Hilfe, ich habe das Lesen verlernt!
Doch Schutzräume bedürfen der Pflege, damit sie einem weiterhin einen Safe Space bieten können. Was meine besonderen Schutzräume zwischen zwei Buchdeckeln angeht, muss ich hier grobe Nachlässigkeit meinerseits bekennen, die ich jetzt natürlich mit den üblichen Entschuldigungen rechtfertigen könnte: Familie, Berufseinstieg, ich muss für den Job schon genug lesen. Am Ende stand aber die erschreckende Erkenntnis: „Hilfe, ich habe das Lesen verlernt!“ Natürlich konnte ich immer noch Buchstaben zu Wörtern zusammensetzen, Wörter zu Gebrauchsanweisungen, Konferenzprotokollen, Mahnungen, Bußgeldbescheiden und ähnlichem Kram, für den man den Buchdruck nicht hätte erfinden müssen. Geschichten las ich höchstens noch, um deren Inhalt anderen zu vermitteln, aber das war nicht dasselbe wie das zweckfreie Lesen ganz für mich allein, welches mir stunden- oder tagelanges Unterwegssein in einer völlig anderen Welt ermöglichte und mich durch die Widrigkeiten des Alltags trug.

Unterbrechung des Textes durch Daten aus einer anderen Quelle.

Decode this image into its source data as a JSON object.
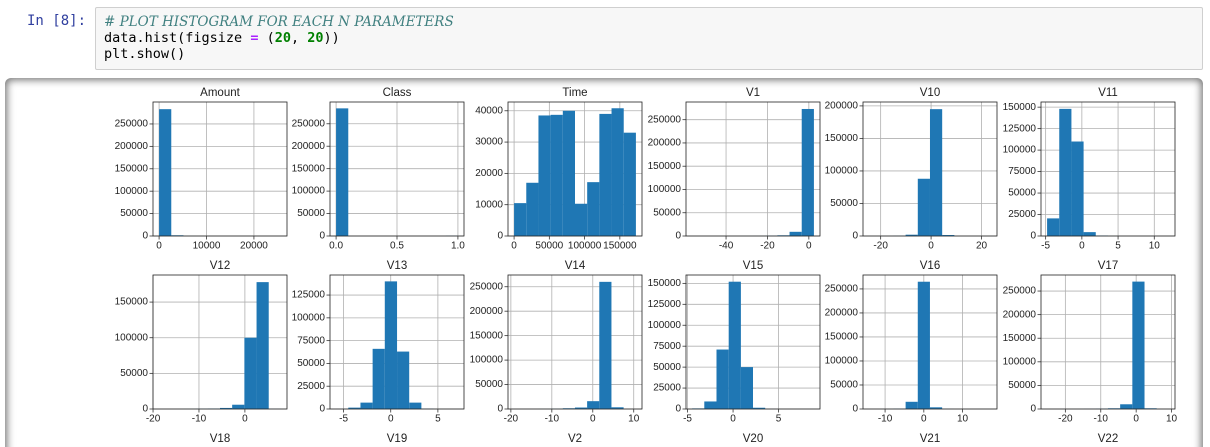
{
  "cell": {
    "prompt": "In [8]:",
    "code": [
      [
        "# PLOT HISTOGRAM FOR EACH N PARAMETERS"
      ],
      [
        "data.hist(figsize ",
        "=",
        " (",
        "20",
        ", ",
        "20",
        "))"
      ],
      [
        "plt.show()"
      ]
    ]
  },
  "chart_data": [
    {
      "type": "histogram",
      "title": "Amount",
      "color": "#1f77b4",
      "grid": true,
      "bins": [
        0,
        2569,
        5138,
        7707,
        10276,
        12846,
        15415,
        17984,
        20553,
        23122,
        25691
      ],
      "counts": [
        283000,
        1600,
        150,
        40,
        10,
        4,
        2,
        0,
        1,
        1
      ],
      "xlim": [
        -1285,
        26976
      ],
      "xticks": [
        0,
        10000,
        20000
      ],
      "ylim": [
        0,
        299000
      ],
      "yticks": [
        0,
        50000,
        100000,
        150000,
        200000,
        250000
      ]
    },
    {
      "type": "histogram",
      "title": "Class",
      "color": "#1f77b4",
      "grid": true,
      "bins": [
        0,
        0.1,
        0.2,
        0.3,
        0.4,
        0.5,
        0.6,
        0.7,
        0.8,
        0.9,
        1.0
      ],
      "counts": [
        284315,
        0,
        0,
        0,
        0,
        0,
        0,
        0,
        0,
        492
      ],
      "xlim": [
        -0.05,
        1.05
      ],
      "xticks": [
        {
          "value": 0,
          "label": "0.0"
        },
        {
          "value": 0.5,
          "label": "0.5"
        },
        {
          "value": 1,
          "label": "1.0"
        }
      ],
      "ylim": [
        0,
        298500
      ],
      "yticks": [
        0,
        50000,
        100000,
        150000,
        200000,
        250000
      ]
    },
    {
      "type": "histogram",
      "title": "Time",
      "color": "#1f77b4",
      "grid": true,
      "bins": [
        0,
        17279,
        34558,
        51838,
        69117,
        86396,
        103675,
        120954,
        138234,
        155513,
        172792
      ],
      "counts": [
        10500,
        17000,
        38500,
        38700,
        40000,
        10300,
        17200,
        39000,
        40800,
        33000
      ],
      "xlim": [
        -8640,
        181432
      ],
      "xticks": [
        0,
        50000,
        100000,
        150000
      ],
      "ylim": [
        0,
        42800
      ],
      "yticks": [
        0,
        10000,
        20000,
        30000,
        40000
      ]
    },
    {
      "type": "histogram",
      "title": "V1",
      "color": "#1f77b4",
      "grid": true,
      "bins": [
        -56.41,
        -50.52,
        -44.64,
        -38.75,
        -32.87,
        -26.98,
        -21.09,
        -15.21,
        -9.32,
        -3.44,
        2.45
      ],
      "counts": [
        10,
        10,
        20,
        50,
        100,
        200,
        500,
        1500,
        9000,
        273000
      ],
      "xlim": [
        -59.35,
        5.39
      ],
      "xticks": [
        -40,
        -20,
        0
      ],
      "ylim": [
        0,
        288000
      ],
      "yticks": [
        0,
        50000,
        100000,
        150000,
        200000,
        250000
      ]
    },
    {
      "type": "histogram",
      "title": "V10",
      "color": "#1f77b4",
      "grid": true,
      "bins": [
        -24.59,
        -19.76,
        -14.93,
        -10.1,
        -5.27,
        -0.44,
        4.4,
        9.23,
        14.06,
        18.89,
        23.72
      ],
      "counts": [
        10,
        80,
        300,
        2000,
        88000,
        195000,
        1500,
        50,
        20,
        5
      ],
      "xlim": [
        -27.0,
        26.14
      ],
      "xticks": [
        -20,
        0,
        20
      ],
      "ylim": [
        0,
        206000
      ],
      "yticks": [
        0,
        50000,
        100000,
        150000,
        200000
      ]
    },
    {
      "type": "histogram",
      "title": "V11",
      "color": "#1f77b4",
      "grid": true,
      "bins": [
        -4.8,
        -3.12,
        -1.44,
        0.24,
        1.92,
        3.6,
        5.29,
        6.97,
        8.65,
        10.33,
        12.02
      ],
      "counts": [
        20500,
        148000,
        110000,
        4500,
        500,
        50,
        10,
        5,
        2,
        1
      ],
      "xlim": [
        -5.64,
        12.86
      ],
      "xticks": [
        -5,
        0,
        5,
        10
      ],
      "ylim": [
        0,
        156000
      ],
      "yticks": [
        0,
        25000,
        50000,
        75000,
        100000,
        125000,
        150000
      ]
    },
    {
      "type": "histogram",
      "title": "V12",
      "color": "#1f77b4",
      "grid": true,
      "bins": [
        -18.68,
        -16.03,
        -13.38,
        -10.72,
        -8.07,
        -5.42,
        -2.77,
        -0.11,
        2.54,
        5.19,
        7.85
      ],
      "counts": [
        20,
        50,
        100,
        300,
        600,
        1500,
        6000,
        100000,
        178000,
        200
      ],
      "xlim": [
        -20.01,
        9.17
      ],
      "xticks": [
        -20,
        -10,
        0
      ],
      "ylim": [
        0,
        188000
      ],
      "yticks": [
        0,
        50000,
        100000,
        150000
      ]
    },
    {
      "type": "histogram",
      "title": "V13",
      "color": "#1f77b4",
      "grid": true,
      "bins": [
        -5.79,
        -4.5,
        -3.21,
        -1.92,
        -0.63,
        0.67,
        1.96,
        3.25,
        4.54,
        5.83,
        7.13
      ],
      "counts": [
        100,
        1500,
        7000,
        66000,
        140000,
        63000,
        7000,
        300,
        20,
        2
      ],
      "xlim": [
        -6.44,
        7.77
      ],
      "xticks": [
        -5,
        0,
        5
      ],
      "ylim": [
        0,
        147000
      ],
      "yticks": [
        0,
        25000,
        50000,
        75000,
        100000,
        125000
      ]
    },
    {
      "type": "histogram",
      "title": "V14",
      "color": "#1f77b4",
      "grid": true,
      "bins": [
        -19.21,
        -16.24,
        -13.27,
        -10.29,
        -7.32,
        -4.35,
        -1.38,
        1.59,
        4.56,
        7.53,
        10.53
      ],
      "counts": [
        20,
        50,
        150,
        400,
        1500,
        3000,
        16000,
        260000,
        3500,
        50
      ],
      "xlim": [
        -20.7,
        12.02
      ],
      "xticks": [
        -20,
        -10,
        0,
        10
      ],
      "ylim": [
        0,
        274000
      ],
      "yticks": [
        0,
        50000,
        100000,
        150000,
        200000,
        250000
      ]
    },
    {
      "type": "histogram",
      "title": "V15",
      "color": "#1f77b4",
      "grid": true,
      "bins": [
        -4.5,
        -3.16,
        -1.82,
        -0.48,
        0.86,
        2.19,
        3.53,
        4.87,
        6.21,
        7.55,
        8.88
      ],
      "counts": [
        700,
        9000,
        71000,
        152000,
        50000,
        1500,
        100,
        20,
        5,
        2
      ],
      "xlim": [
        -5.17,
        9.55
      ],
      "xticks": [
        -5,
        0,
        5
      ],
      "ylim": [
        0,
        160000
      ],
      "yticks": [
        0,
        25000,
        50000,
        75000,
        100000,
        125000,
        150000
      ]
    },
    {
      "type": "histogram",
      "title": "V16",
      "color": "#1f77b4",
      "grid": true,
      "bins": [
        -14.13,
        -10.99,
        -7.85,
        -4.7,
        -1.56,
        1.58,
        4.73,
        7.87,
        11.01,
        14.16,
        17.32
      ],
      "counts": [
        20,
        100,
        500,
        15000,
        265000,
        3500,
        200,
        20,
        5,
        2
      ],
      "xlim": [
        -15.7,
        18.89
      ],
      "xticks": [
        -10,
        0,
        10
      ],
      "ylim": [
        0,
        279000
      ],
      "yticks": [
        0,
        50000,
        100000,
        150000,
        200000,
        250000
      ]
    },
    {
      "type": "histogram",
      "title": "V17",
      "color": "#1f77b4",
      "grid": true,
      "bins": [
        -25.16,
        -21.72,
        -18.28,
        -14.84,
        -11.4,
        -7.96,
        -4.52,
        -1.08,
        2.36,
        5.8,
        9.25
      ],
      "counts": [
        20,
        50,
        100,
        300,
        600,
        1500,
        10000,
        270000,
        1500,
        50
      ],
      "xlim": [
        -26.88,
        10.97
      ],
      "xticks": [
        -20,
        -10,
        0,
        10
      ],
      "ylim": [
        0,
        284000
      ],
      "yticks": [
        0,
        50000,
        100000,
        150000,
        200000,
        250000
      ]
    }
  ],
  "next_row_titles": [
    "V18",
    "V19",
    "V2",
    "V20",
    "V21",
    "V22"
  ]
}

Dem Alltag zum Trotz habe ich dennoch vor einiger Zeit begonnen, mir die Welt zwischen Buchdeckeln als Schutzraum wieder zurückzuerobern. Ein motivierender Impuls ist dabei auch vom WTF in Leipzig ausgegangen.
WTF 2026: Batman, Buddenbrooks und Wuthering Heights
Die Übersicht über das gesamte Programm des diesjährigen WTF hatte Robert ja bereits vorgestellt. Mich zog die Neugierde in den Kupfersaal, um zu erfahren, auf welch skurrile Weise es Christian von Aster gelungen war, den der angeblichen Schundliteratur entsprungenen Comic-Superhelden Batman und die Buddenbrooks zusammenzubringen, deren Niedergang und familiäre Degeneration im Gegensatz zu Batmans Heldentaten in einem hochgelobten Meisterwerk der Weltliteratur zu verorten ist. Außerdem war ich gespannt darauf, mit Lydia Benecke das verstörende Verhalten der Hauptcharaktere in „Wuthering Heights“ aus psychologischer Sicht betrachten zu können. So musste ich nicht lange überlegen und besorgte mir schon zu Hause ein Ticket für den ersten Block.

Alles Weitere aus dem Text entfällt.